Even before the administration’s plan was announced, there was pushback on Capitol Hill. Hours earlier, the House of Representatives passed a bill to prohibit energy development in the refuge. A companion bill was introduced in the Senate on Wednesday, but it stands little chance of passing the Republican-majority chamber where pro-drilling Alaska Sen. Lisa Murkowski holds the powerful chairmanship of the Energy and Natural Resources Committee. “I’m hopeful we can now move to a lease sale in the very near future, just as Congress intended,” Murkowski said in a statement, “so that we can continue to strengthen our economy, our energy security, and our long-term prosperity.”
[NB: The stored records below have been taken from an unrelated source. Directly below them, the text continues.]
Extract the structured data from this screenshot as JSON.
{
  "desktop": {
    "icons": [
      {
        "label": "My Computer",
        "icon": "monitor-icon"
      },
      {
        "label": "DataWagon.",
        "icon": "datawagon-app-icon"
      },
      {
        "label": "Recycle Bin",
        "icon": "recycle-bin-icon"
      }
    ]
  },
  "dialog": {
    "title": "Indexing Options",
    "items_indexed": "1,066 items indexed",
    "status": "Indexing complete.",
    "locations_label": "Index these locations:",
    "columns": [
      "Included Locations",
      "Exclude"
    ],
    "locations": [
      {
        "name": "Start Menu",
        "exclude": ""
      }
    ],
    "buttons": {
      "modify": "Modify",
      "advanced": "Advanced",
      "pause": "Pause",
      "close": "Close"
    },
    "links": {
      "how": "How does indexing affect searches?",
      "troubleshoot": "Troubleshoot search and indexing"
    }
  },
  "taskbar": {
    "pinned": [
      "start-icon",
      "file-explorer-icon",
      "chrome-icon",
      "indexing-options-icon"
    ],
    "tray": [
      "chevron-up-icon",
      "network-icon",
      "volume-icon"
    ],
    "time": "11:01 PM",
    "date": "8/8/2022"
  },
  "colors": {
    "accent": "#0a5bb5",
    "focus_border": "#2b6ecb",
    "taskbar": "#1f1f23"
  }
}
Environmental groups, meanwhile, are gearing up to fight the plan in the courts. While the plan is final, Interior still needs to issue a formal record of decision, expected in about a month. Once it does so, lawsuits will certainly follow, as they did when the Trump administration lifted protections from national monuments and gutted the Migratory Bird Treaty Act, the Endangered Species Act, and other environmental laws and regulations.

The plan is “categorically illegal,” said Jamie Rappaport Clark, president and CEO of Defenders of Wildlife, in a press release. “We will not tolerate the administration’s brazen attempt to paper over the impacts of this disastrous proposal, and we will see them in court for this reckless effort to turn this iconic American landscape into an industrial oilfield.”